Three, the milk must be at just the right temperature or it will not set into yoghurt. Similarly, the social climate, the general level of awareness, must be created for the ideas and actions of the evolvers to prove effective – which is happening with every additional company that adapts the ideas of the evolvers and alters its recruitment policies to include the differently abled.

Four, having added the starter it won’t do to just leave it at that. The milk must be stirred, agitated. So also in the social realm, awareness without action and agitation will not transform. Evolvers working for inclusion may have to sometimes combine gentle persuasion with active assertion to bring a change at the level of households, private sector companies and government departments.

Finally, and most importantly, you have to leave the mixture of milk and curd starter undisturbed to let it set. So also the long drawn process of social transformation demands patience, perseverance and waiting power.

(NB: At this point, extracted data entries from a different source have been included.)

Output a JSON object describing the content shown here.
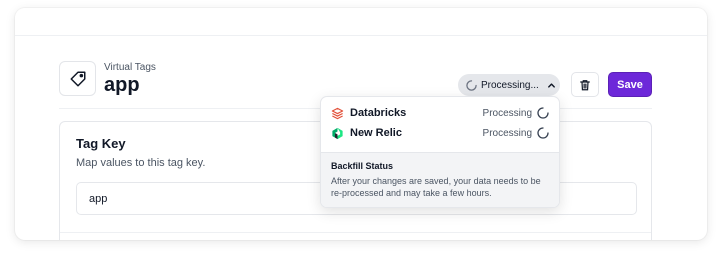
{
  "header": {
    "eyebrow": "Virtual Tags",
    "title": "app",
    "status_label": "Processing...",
    "save_label": "Save"
  },
  "tag_key": {
    "title": "Tag Key",
    "description": "Map values to this tag key.",
    "value": "app"
  },
  "dropdown": {
    "items": [
      {
        "name": "Databricks",
        "status": "Processing",
        "icon": "databricks-icon",
        "color": "#e2513a"
      },
      {
        "name": "New Relic",
        "status": "Processing",
        "icon": "new-relic-icon",
        "color": "#1ce783"
      }
    ],
    "footer_title": "Backfill Status",
    "footer_body": "After your changes are saved, your data needs to be re-processed and may take a few hours."
  },
  "colors": {
    "accent": "#6d28d9",
    "pill_bg": "#e5e7eb"
  }
}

This last step is the hardest because it requires the evolvers to have confidence in their own dedication and staying power – only then can we persevere, being neither complacent about successes nor disheartened by disappointments.

“A life of sacrifice is the pinnacle of art, and is full of true joy. Yajna is not yajna if one feels it to be burdensome or annoying. Self-indulgence leads to destruction, and renunciation to immortality. Joy has no independent existence. It depends upon our attitude to life.”